8.21.2007

A Tale of Two Cities

I may or may not have mentioned before that my department directly dissects downtown straight down the income line. If I look out my window to the left I will see wandering about young businessmen in pin-striped suits and trendy women drinking coffee and eating high-carb pastries. If I look to my right I see people sitting on their steps drinking from paper bags and smoking more cigarettes than is probably necessary to fix their "nicotine" cravings.

Several blocks to the right of my apartment, in the midsts of crack dens, abandoned (in appearance but not by hobo) buildings, and bars with names like "Beer" and "Liquor" and my favorite "Beer and Liquor," there is a grocery store. This grocery store, Save-a-Lot, has a worn exterior that probably looked sharp when installed in 1954.

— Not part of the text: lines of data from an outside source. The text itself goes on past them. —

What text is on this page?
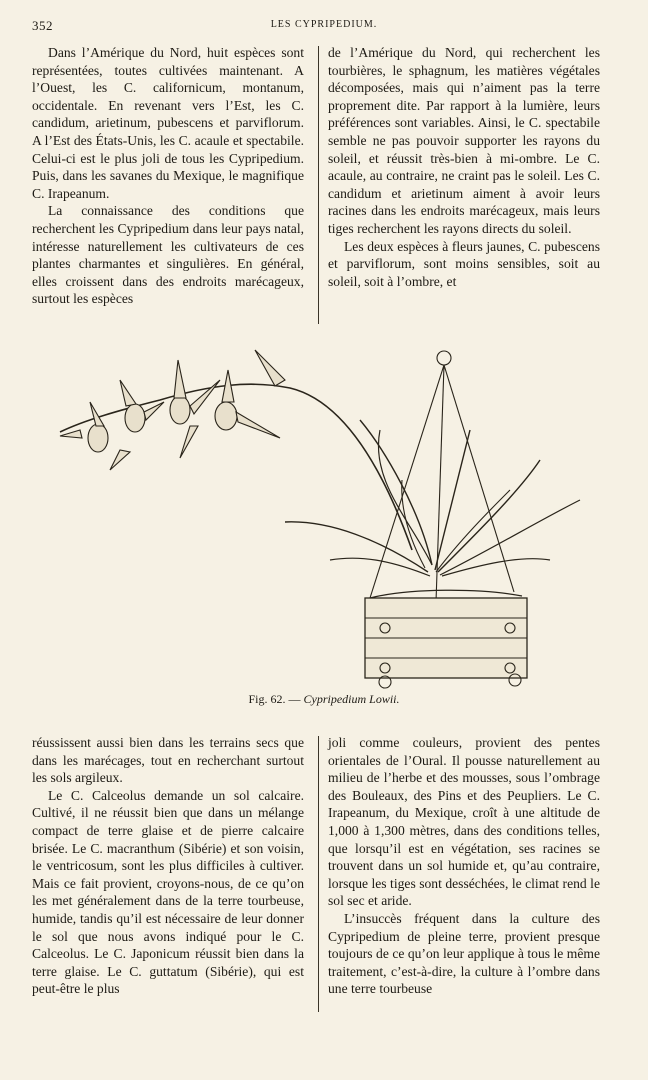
352	LES CYPRIPEDIUM.

Dans l’Amérique du Nord, huit espèces sont représentées, toutes cultivées maintenant. A l’Ouest, les C. californicum, montanum, occidentale. En revenant vers l’Est, les C. candidum, arietinum, pubescens et parviflorum. A l’Est des États-Unis, les C. acaule et spectabile. Celui-ci est le plus joli de tous les Cypripedium. Puis, dans les savanes du Mexique, le magnifique C. Irapeanum.

La connaissance des conditions que recherchent les Cypripedium dans leur pays natal, intéresse naturellement les cultivateurs de ces plantes charmantes et singulières. En général, elles croissent dans des endroits marécageux, surtout les espèces

de l’Amérique du Nord, qui recherchent les tourbières, le sphagnum, les matières végétales décomposées, mais qui n’aiment pas la terre proprement dite. Par rapport à la lumière, leurs préférences sont variables. Ainsi, le C. spectabile semble ne pas pouvoir supporter les rayons du soleil, et réussit très-bien à mi-ombre. Le C. acaule, au contraire, ne craint pas le soleil. Les C. candidum et arietinum aiment à avoir leurs racines dans les endroits marécageux, mais leurs tiges recherchent les rayons directs du soleil.

Les deux espèces à fleurs jaunes, C. pubescens et parviflorum, sont moins sensibles, soit au soleil, soit à l’ombre, et

Fig. 62. — Cypripedium Lowii.

réussissent aussi bien dans les terrains secs que dans les marécages, tout en recherchant surtout les sols argileux.

Le C. Calceolus demande un sol calcaire. Cultivé, il ne réussit bien que dans un mélange compact de terre glaise et de pierre calcaire brisée. Le C. macranthum (Sibérie) et son voisin, le ventricosum, sont les plus difficiles à cultiver. Mais ce fait provient, croyons-nous, de ce qu’on les met généralement dans de la terre tourbeuse, humide, tandis qu’il est nécessaire de leur donner le sol que nous avons indiqué pour le C. Calceolus. Le C. Japonicum réussit bien dans la terre glaise. Le C. guttatum (Sibérie), qui est peut-être le plus

joli comme couleurs, provient des pentes orientales de l’Oural. Il pousse naturellement au milieu de l’herbe et des mousses, sous l’ombrage des Bouleaux, des Pins et des Peupliers. Le C. Irapeanum, du Mexique, croît à une altitude de 1,000 à 1,300 mètres, dans des conditions telles, que lorsqu’il est en végétation, ses racines se trouvent dans un sol humide et, qu’au contraire, lorsque les tiges sont desséchées, le climat rend le sol sec et aride.

L’insuccès fréquent dans la culture des Cypripedium de pleine terre, provient presque toujours de ce qu’on leur applique à tous le même traitement, c’est-à-dire, la culture à l’ombre dans une terre tourbeuse
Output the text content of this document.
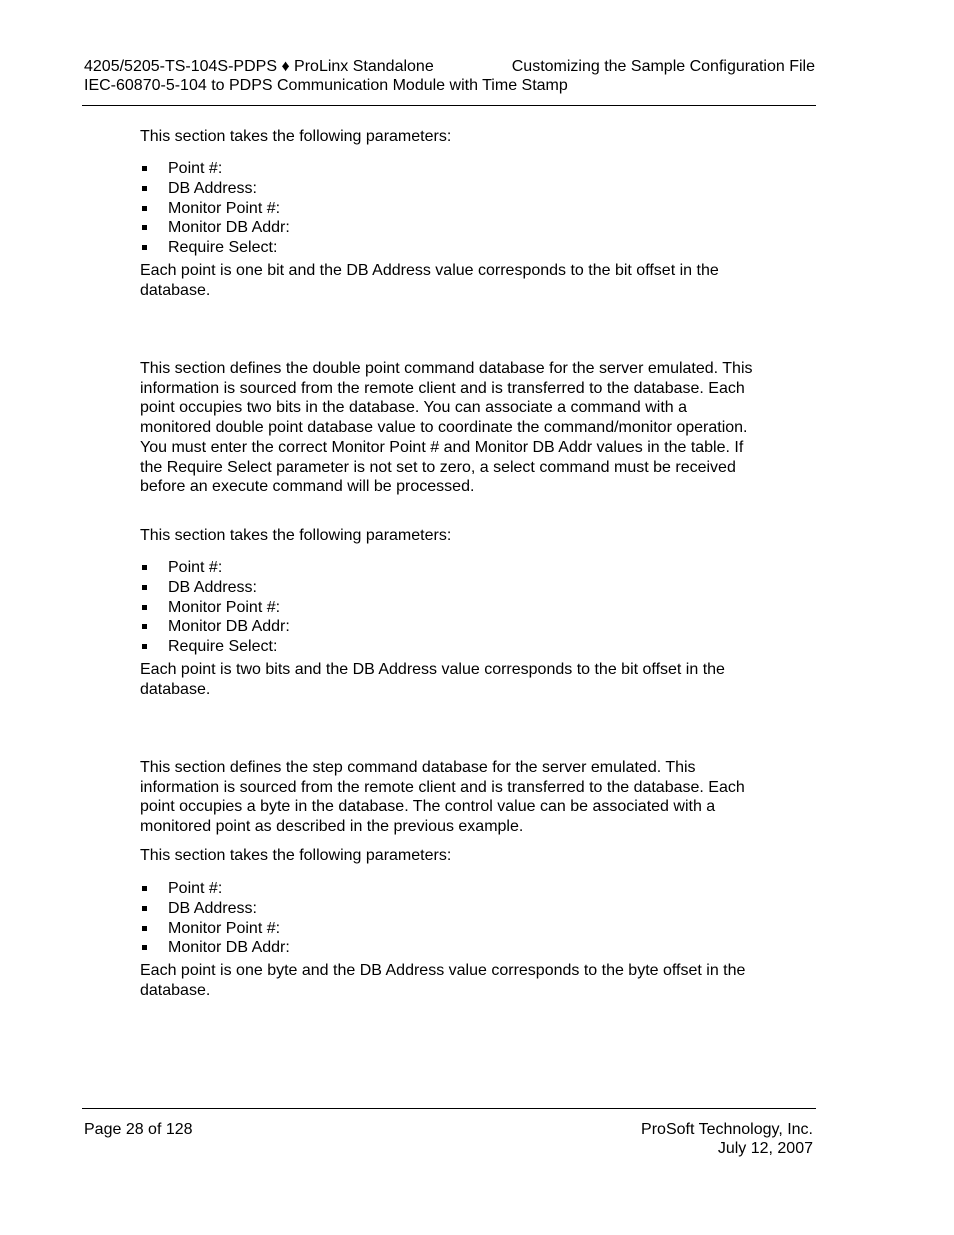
4205/5205-TS-104S-PDPS ♦ ProLinx Standalone	Customizing the Sample Configuration File
IEC-60870-5-104 to PDPS Communication Module with Time Stamp

This section takes the following parameters:

Point #:
DB Address:
Monitor Point #:
Monitor DB Addr:
Require Select:

Each point is one bit and the DB Address value corresponds to the bit offset in the database.

This section defines the double point command database for the server emulated. This information is sourced from the remote client and is transferred to the database. Each point occupies two bits in the database. You can associate a command with a monitored double point database value to coordinate the command/monitor operation. You must enter the correct Monitor Point # and Monitor DB Addr values in the table. If the Require Select parameter is not set to zero, a select command must be received before an execute command will be processed.

This section takes the following parameters:

Point #:
DB Address:
Monitor Point #:
Monitor DB Addr:
Require Select:

Each point is two bits and the DB Address value corresponds to the bit offset in the database.

This section defines the step command database for the server emulated. This information is sourced from the remote client and is transferred to the database. Each point occupies a byte in the database. The control value can be associated with a monitored point as described in the previous example.

This section takes the following parameters:

Point #:
DB Address:
Monitor Point #:
Monitor DB Addr:

Each point is one byte and the DB Address value corresponds to the byte offset in the database.

Page 28 of 128	ProSoft Technology, Inc.
July 12, 2007
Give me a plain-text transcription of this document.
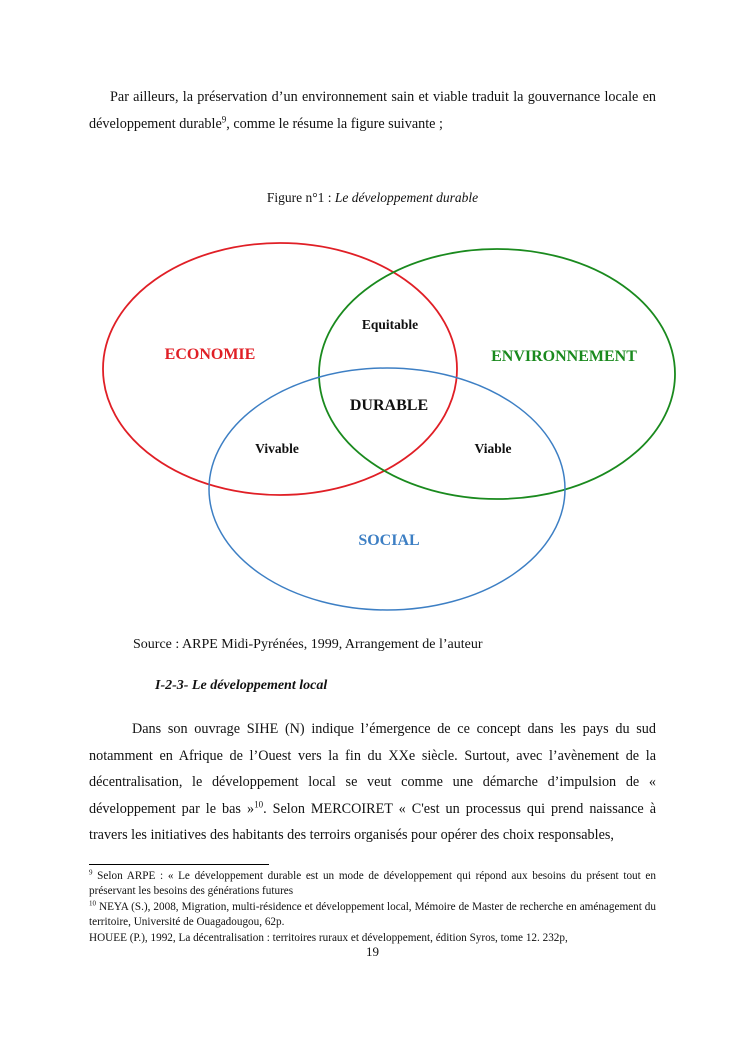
Par ailleurs, la préservation d’un environnement sain et viable traduit la gouvernance locale en développement durable$^9$, comme le résume la figure suivante ;

Figure n°1 : Le développement durable
ECONOMIE	ENVIRONNEMENT
SOCIAL
Equitable
DURABLE
Vivable	Viable
Source : ARPE Midi-Pyrénées, 1999, Arrangement de l’auteur
I-2-3- Le développement local

Dans son ouvrage SIHE (N) indique l’émergence de ce concept dans les pays du sud notamment en Afrique de l’Ouest vers la fin du XXe siècle. Surtout, avec l’avènement de la décentralisation, le développement local se veut comme une démarche d’impulsion de « développement par le bas »$^{10}$. Selon MERCOIRET « C'est un processus qui prend naissance à travers les initiatives des habitants des terroirs organisés pour opérer des choix responsables,

$^9$ Selon ARPE : « Le développement durable est un mode de développement qui répond aux besoins du présent tout en préservant les besoins des générations futures

$^{10}$ NEYA (S.), 2008, Migration, multi-résidence et développement local, Mémoire de Master de recherche en aménagement du territoire, Université de Ouagadougou, 62p.

HOUEE (P.), 1992, La décentralisation : territoires ruraux et développement, édition Syros, tome 12. 232p,

19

Several blocks to the left and a wee bit upward (you won't find me using north/south directions in this blog!) from my apartment and a few blocks down from a country club and immediately next to a Starbucks, there is another grocery store. This grocery store, which I frequent more out of convenience than anything, is called Schnucks. Schnucks overcharges on every item by about ten cents. Schnucks has a separate section for meat, fruit, and vegetables with what can only be described as mood lighting. Schnucks, possibly because of the previous two points, attracts a "higher income" consumer than does Save-a-Lot.

It is at this time I must explain to you two unrelated events that led to a decision involving both of my local grocers tonight. The first, while I cashiered today, a woman purchased 67 boxes of macaroni and cheese. She said it was for a picnic. I think she was lying. Regardless, I declared then and there that this night's supper would belong to macaroni and cheese and no one else. Unfortunately, I could not buy delicious macaroni and cheese on the way out of work because a) a woman bought 67 boxes of it earlier and there were none left and b) I left two hours early and thought purchasing dinner on the way out would make my sneaking out a wee bit obvious.

The second event is simple and not needing of elaboration-I mowed a lawn in 400 degree weather. After leaving My Lady's house after mowing her lawn, heh heh heh, I decided it was time to buy the macaroni and cheese I craved. However, being the efficient cat that I am, I did not want to go home, shower, and then go buy macaroni and cheese. No, I wanted to boil the water while I showered. I'm so smart.

I first drove to Schnucks. I then parked, stepped out of my car, stepped in my car, unparked, and left. I decided any grocery store with mood lighting probably shouldn't feature a sweat soaked, adorable man covered in grass. Curious to see what this Save-a-Lot grocery store looked like on the inside, I drove there.

Now, I can safely say with no exaggeration whatsoever that Save-A-Lot and its parking lot is the single greatest place on Earth ever. I pulled up covered in grass and sweat and probably was the third best dressed person there (the top two being a friendly couple in brand new athletic jerseys and mounds of bling). The first man I encountered, a wispy haired feller with no upper teeth told me he'd had a nice day. Unusual, but I told him I'd had one too. The man sitting next to him in his truck/home, asked me how I help pay for my children's growin' when I have a car like that. I told him it's simple, I don't have any children. The two men then started laughing, as if I told a zinger to end all zingers.

Once inside this grocery store, if we can call it that, I knew I would not find any of the finer Kraft macs and cheeses. All I could hope for was the same "100% Real Cheese" guarantee on the box. I love that guarantee because it can't possibly be true. Real Cheese isn't a fine powder that turns to liquid when heated.

Since this grocery store didn't have shelves, just boxes cut open and spread around the floor, it took me some searching, but finally I found it: Tony T's Macaroni and Cheese, complete with a money back guarantee! There was some inherent risk in purchasing this product, seeing as it appeared to be from 1984. Sure, it could just be an out of style logo, but it could also contain some tainted Real Cheese. I took the risk. After purchasing some unrefrigerated margarine from Coburn Farms, above whose logo it clearly states, "Keep Refrigerated," I walked towards the cashier.

Seeing as I cashiered all day, I figured her and I were kind of like brother and sister. I purchased my Tony T's, my Coburn Farms, and my Skittles (what's that? impulse buy!) and paid the entire 1.84 in Skittles. I made a joke about how it's sad the Skittles cost more than my supper, but my sister didn't find it that funny.

It's worth noting that the milk I eventually used (purchased at a seedy gas station two weeks ago) expired a day ago. I tell you all this not because I think you'll find it humorous or even borderline interesting. No, I write you this because, after doing the math, there is a 34% chance I will die in my sleep tonight just because I wanted to Save-a-Lot. If I do, don't give my organs to those in need, they don't deserve them. And please oh please, don't blame Save-a-Lot.

1 comment:

momvick said...

My "worn exterior" was installed in 1955 and I can feel Save-A-Lot's pain. Hope you are still alive to read this.